Chapter 17 of 18 · 820 words · ~4 min read

CHAPTER XVII.

A week of darkened windows, of condolence-cards and hushed inquiries, of voices and faces saddened, of footsteps treading softly on one landing. A week of many tears and quiet sorrow; of many words, for in some persons grief speaks; and of half-silent sympathy, for in some even sympathy is silent. A week wherein to weigh this world and find it wanting, wherein also to realise the far more exceeding weight of the other. A week begun with the hope whose blossom goes up as dust, and ending with the sure and certain hope of the resurrection.

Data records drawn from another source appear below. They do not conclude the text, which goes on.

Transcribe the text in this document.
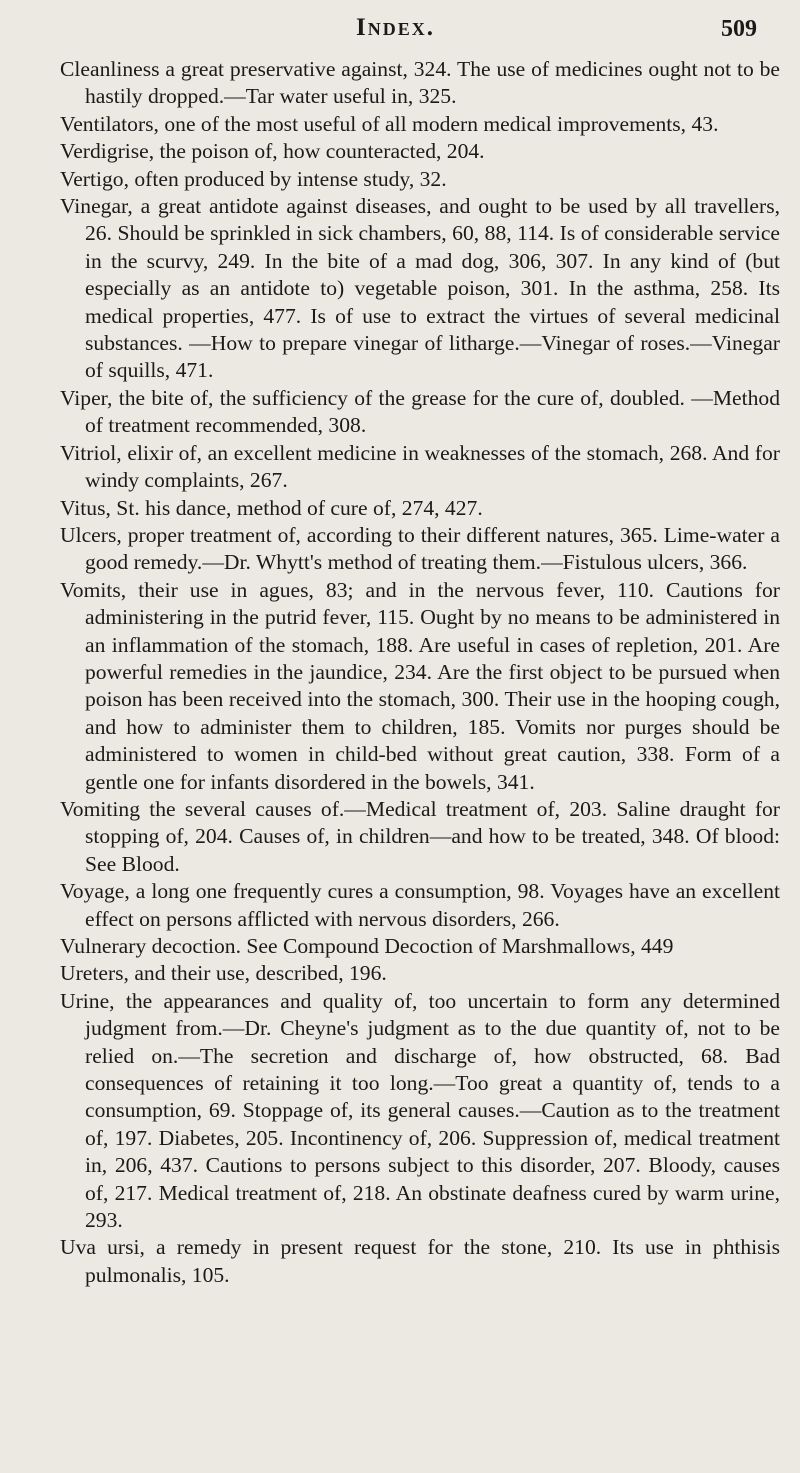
Index.	509

Cleanliness a great preservative against, 324. The use of medicines ought not to be hastily dropped.—Tar water useful in, 325.

Ventilators, one of the most useful of all modern medical improvements, 43.

Verdigrise, the poison of, how counteracted, 204.

Vertigo, often produced by intense study, 32.

Vinegar, a great antidote against diseases, and ought to be used by all travellers, 26. Should be sprinkled in sick chambers, 60, 88, 114. Is of considerable service in the scurvy, 249. In the bite of a mad dog, 306, 307. In any kind of (but especially as an antidote to) vegetable poison, 301. In the asthma, 258. Its medical properties, 477. Is of use to extract the virtues of several medicinal substances. —How to prepare vinegar of litharge.—Vinegar of roses.—Vinegar of squills, 471.

Viper, the bite of, the sufficiency of the grease for the cure of, doubled. —Method of treatment recommended, 308.

Vitriol, elixir of, an excellent medicine in weaknesses of the stomach, 268. And for windy complaints, 267.

Vitus, St. his dance, method of cure of, 274, 427.

Ulcers, proper treatment of, according to their different natures, 365. Lime-water a good remedy.—Dr. Whytt's method of treating them.—Fistulous ulcers, 366.

Vomits, their use in agues, 83; and in the nervous fever, 110. Cautions for administering in the putrid fever, 115. Ought by no means to be administered in an inflammation of the stomach, 188. Are useful in cases of repletion, 201. Are powerful remedies in the jaundice, 234. Are the first object to be pursued when poison has been received into the stomach, 300. Their use in the hooping cough, and how to administer them to children, 185. Vomits nor purges should be administered to women in child-bed without great caution, 338. Form of a gentle one for infants disordered in the bowels, 341.

Vomiting the several causes of.—Medical treatment of, 203. Saline draught for stopping of, 204. Causes of, in children—and how to be treated, 348. Of blood: See Blood.

Voyage, a long one frequently cures a consumption, 98. Voyages have an excellent effect on persons afflicted with nervous disorders, 266.

Vulnerary decoction. See Compound Decoction of Marshmallows, 449

Ureters, and their use, described, 196.

Urine, the appearances and quality of, too uncertain to form any determined judgment from.—Dr. Cheyne's judgment as to the due quantity of, not to be relied on.—The secretion and discharge of, how obstructed, 68. Bad consequences of retaining it too long.—Too great a quantity of, tends to a consumption, 69. Stoppage of, its general causes.—Caution as to the treatment of, 197. Diabetes, 205. Incontinency of, 206. Suppression of, medical treatment in, 206, 437. Cautions to persons subject to this disorder, 207. Bloody, causes of, 217. Medical treatment of, 218. An obstinate deafness cured by warm urine, 293.

Uva ursi, a remedy in present request for the stone, 210. Its use in phthisis pulmonalis, 105.
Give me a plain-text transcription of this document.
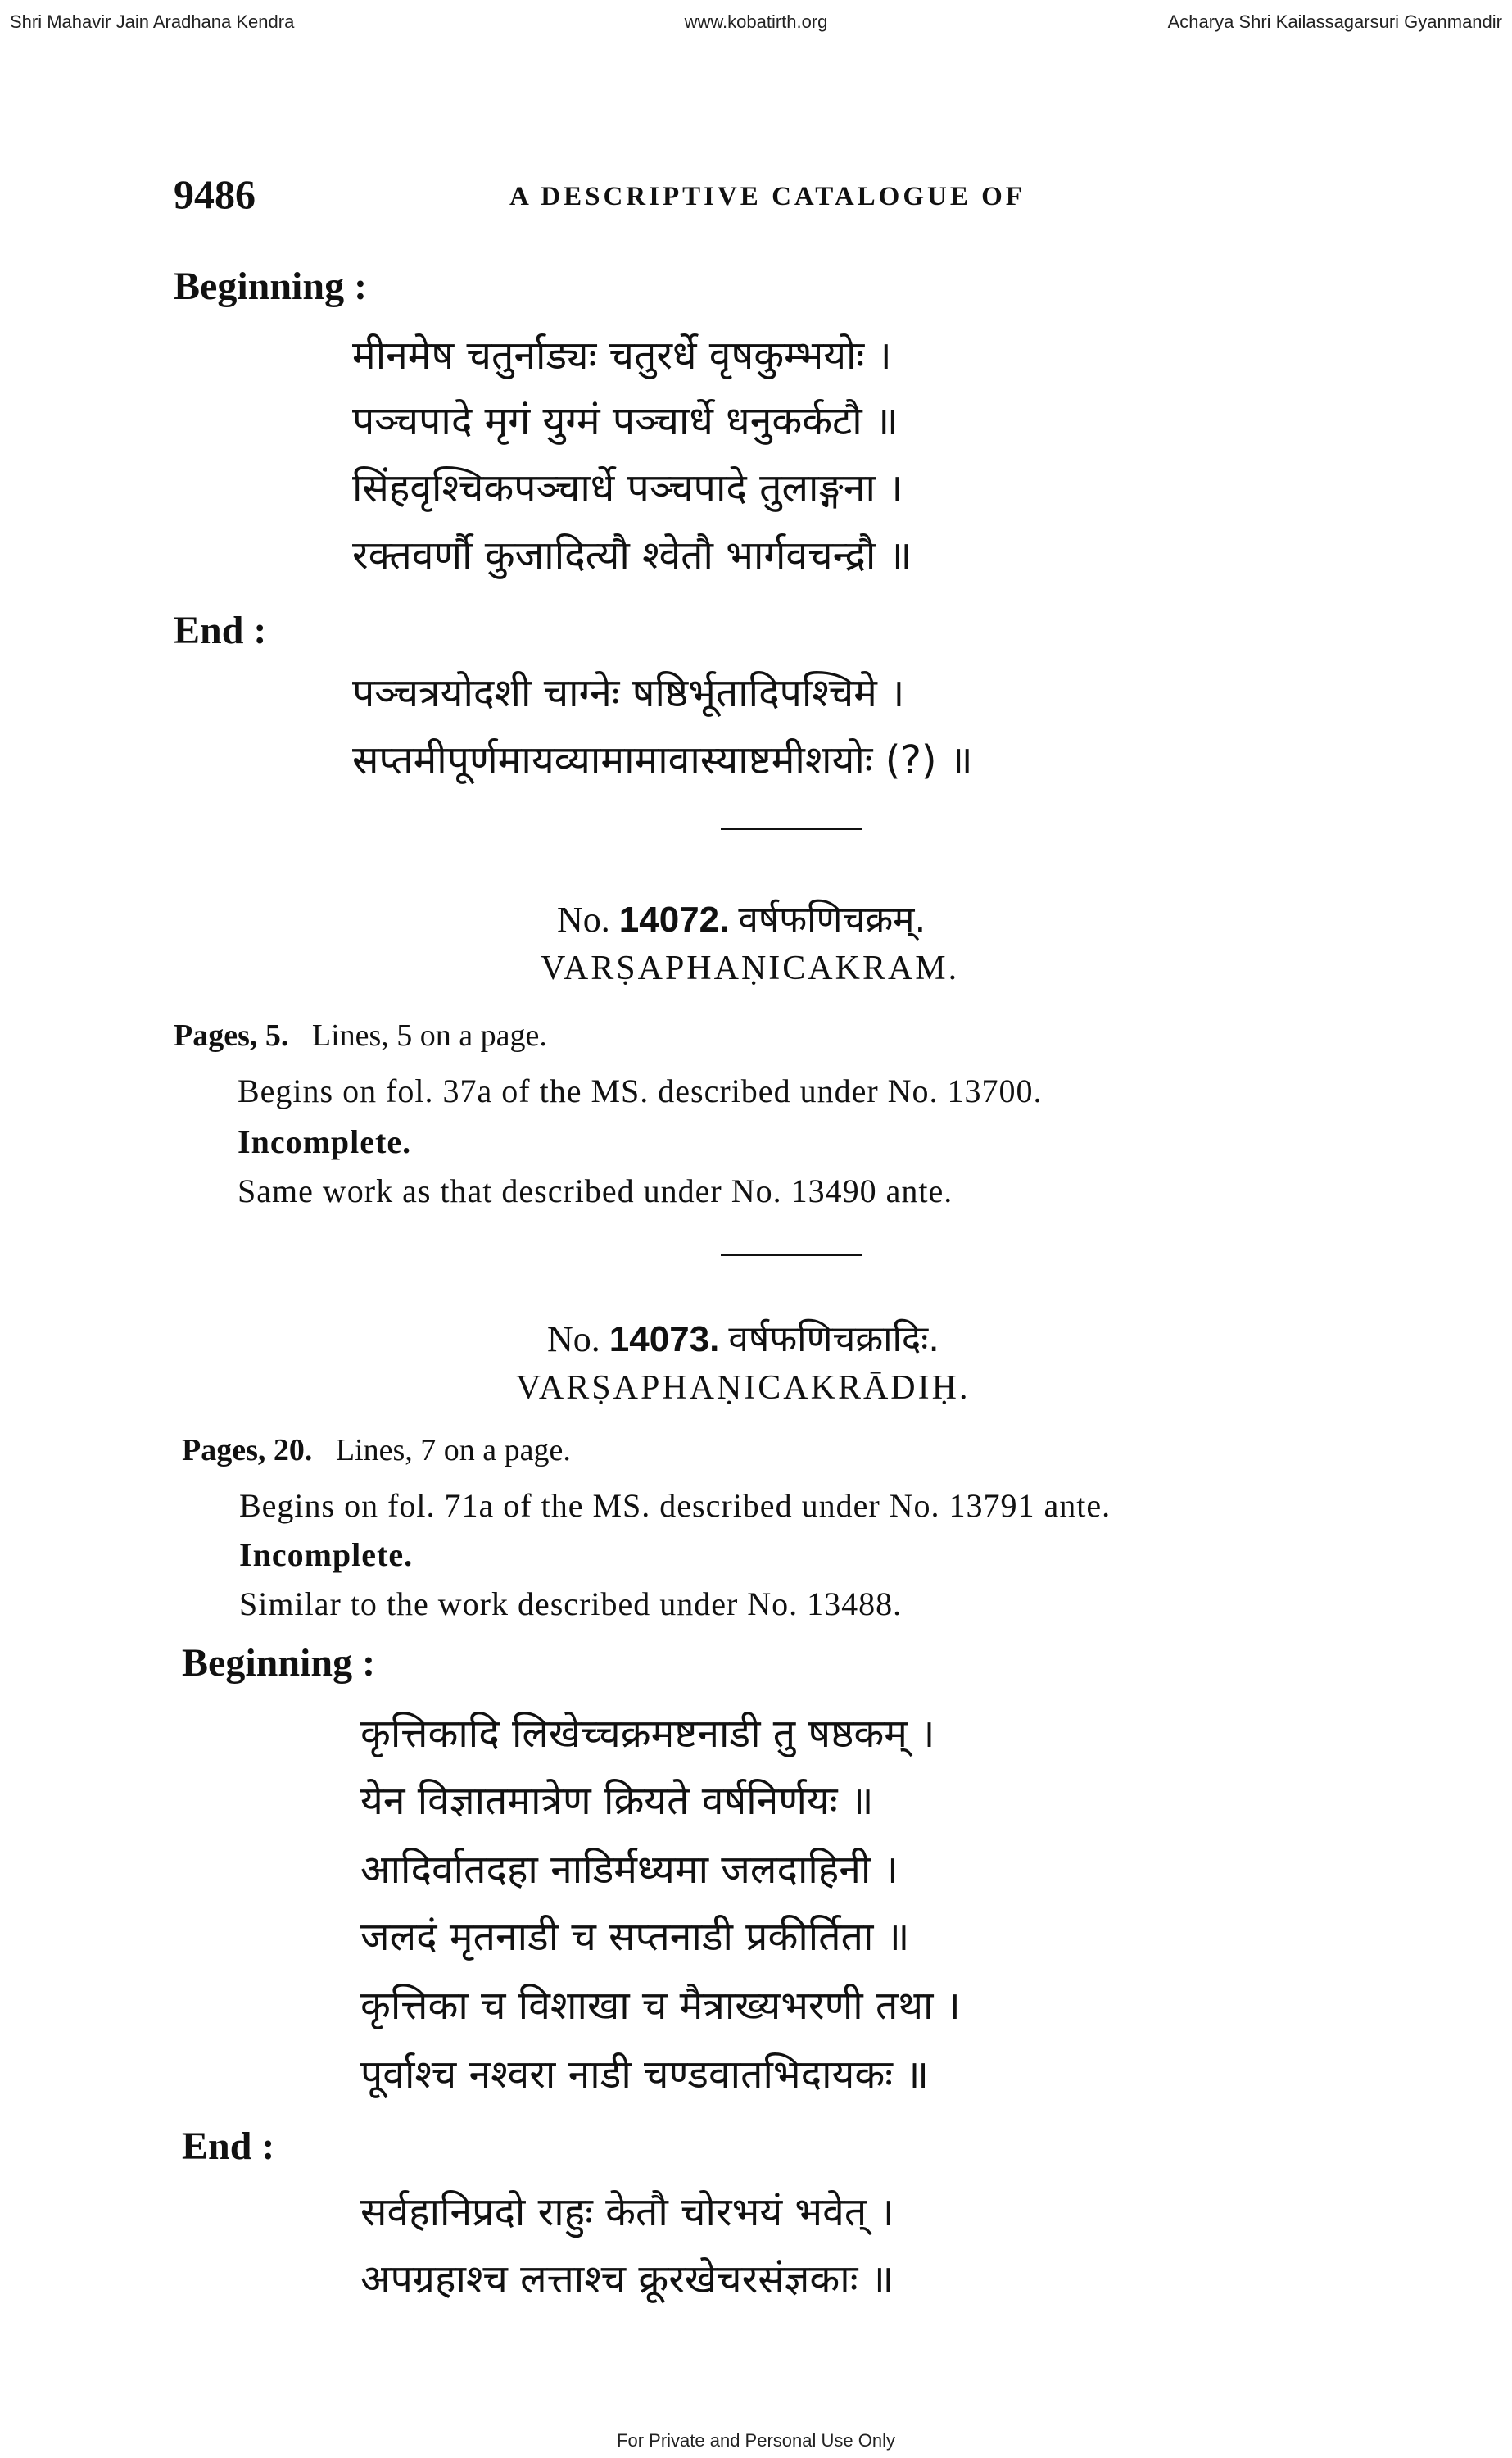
Shri Mahavir Jain Aradhana Kendra	www.kobatirth.org	Acharya Shri Kailassagarsuri Gyanmandir
9486	A DESCRIPTIVE CATALOGUE OF
Beginning :
मीनमेष चतुर्नाड्यः चतुरर्धे वृषकुम्भयोः ।
पञ्चपादे मृगं युग्मं पञ्चार्धे धनुकर्कटौ ॥
सिंहवृश्चिकपञ्चार्धे पञ्चपादे तुलाङ्गना ।
रक्तवर्णौ कुजादित्यौ श्वेतौ भार्गवचन्द्रौ ॥
End :
पञ्चत्रयोदशी चाग्नेः षष्ठिर्भूतादिपश्चिमे ।
सप्तमीपूर्णमायव्यामामावास्याष्टमीशयोः (?) ॥
No. 14072. वर्षफणिचक्रम्.
VARṢAPHAṆICAKRAM.
Pages, 5. Lines, 5 on a page.
Begins on fol. 37a of the MS. described under No. 13700.
Incomplete.
Same work as that described under No. 13490 ante.
No. 14073. वर्षफणिचक्रादिः.
VARṢAPHAṆICAKRĀDIḤ.
Pages, 20. Lines, 7 on a page.
Begins on fol. 71a of the MS. described under No. 13791 ante.
Incomplete.
Similar to the work described under No. 13488.
Beginning :
कृत्तिकादि लिखेच्चक्रमष्टनाडी तु षष्ठकम् ।
येन विज्ञातमात्रेण क्रियते वर्षनिर्णयः ॥
आदिर्वातदहा नाडिर्मध्यमा जलदाहिनी ।
जलदं मृतनाडी च सप्तनाडी प्रकीर्तिता ॥
कृत्तिका च विशाखा च मैत्राख्यभरणी तथा ।
पूर्वाश्च नश्वरा नाडी चण्डवातभिदायकः ॥
End :
सर्वहानिप्रदो राहुः केतौ चोरभयं भवेत् ।
अपग्रहाश्च लत्ताश्च क्रूरखेचरसंज्ञकाः ॥
For Private and Personal Use Only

In goods and chattels, Mrs. Tyke remained none the poorer for her husband’s death. He had left almost everything to her and absolutely at her disposal, well knowing that their old faithful servants were no less dear to her than to himself, and having on his side no poor relations to provide for. His nephew Alan Hartley, and Mr. Tresham, were appointed his executors. Alan the good-natured, addicted to shirking trouble in general, consistently shirked this official trouble in particular. Arthur Tresham did, what little work there was to do, and did it in such a way as veiled his friend’s shortcomings. Mrs. Tyke, with a life-long habit of leaning on some one, came, as a matter of course, to lean on him, and appealed to him as to all sorts of details, without once considering whether the time he devoted to her service was reclaimed out of his work, or leisure, or rest; he best knew, and the knowledge remained with him. Alan, though sincerely sorry for his uncle’s death, cut private jokes with Stella about his co-executor’s frequent visits to Appletrees House, and ignored the shortcomings which entailed their necessity.

Mrs. Tyke, in her bereavement, clung to Lucy, and was thoroughly amiable and helpless. She would sit for hours over the fire, talking and crying her eyes and her nose red, whilst Lucy wrote her letters, or grappled with her bills. Then they would both grow sleepy, and doze off in opposite chimney-corners. So the maid might find them when she brought up tea, or so Arthur when he dropped in on business, or possibly on pleasure. Mrs. Tyke would sometimes merely open sleepy eyes, shake hands, and doze off again; but Lucy would sit up wide awake in a moment, ready to listen to all his long stories about his poor people. Soon she took to making things for them, which he carried away in his pocket, or, when too bulky for his pocket, in a parcel under his arm. At last it happened, that they began talking of old days, before he went to the East, and then each found that the other remembered a great deal about those old days. So gradually it came to pass that, from looking back together, they took also to looking forward together.

Lucy’s courtship was most prosaic. Old women’s flannel and old men’s rheumatism alternated with some more usual details of love-making, and the exchange of rings was avowedly an exchange of old rings. Arthur presented Lucy with his mother’s wedding-guard; but Lucy gave him a fine diamond solitaire which had been her father’s, and the romantic corner of her heart was gratified by the inequality of the gifts. She would have preferred a little more romance certainly on his side; if not less sense, at least more sentiment; something reasonable enough to be relied upon, yet unreasonable enough to be flattering. ‘But one cannot have everything,’ she reflected, meekly remembering her own thirty years; and she felt what a deep resting-place she had found in Arthur’s trusty heart, and how shallow a grace had been the flattering charm of Alan’s manner. Till, weighing her second love against her first, tears, at once proud and humble, filled her eyes, and ‘one cannot have everything’ was forgotten in ‘I can never give him back half enough.’

After the exchange of rings, she announced her engagement to Catherine and Mrs. Tyke; to Jane also and Mr. Durham in few words and as all business connected with Dr. Tyke’s will was already satisfactorily settled, and Appletrees House about to pass into fresh hands, she prepared to return home. Mrs. Tyke, too purposeless to be abandoned to her own resources, begged an invitation to Brompton-on-Sea, and received a cordial welcome down from both sisters. Arthur was to remain at work in London till after Easter; and then to join his friends at the seaside, claim his bride, and take her away to spend their honey-moon beside that beautiful blue Bosphorus which had not made him forget her.

If there was a romantic moment in their courtship, it was the moment of parting at the noisy, dirty, crowded railway-station, when Arthur terrified Lucy, to her great delight, by standing on the carriage-step, and holding her hand locked fast in his own, an instant after the train had started.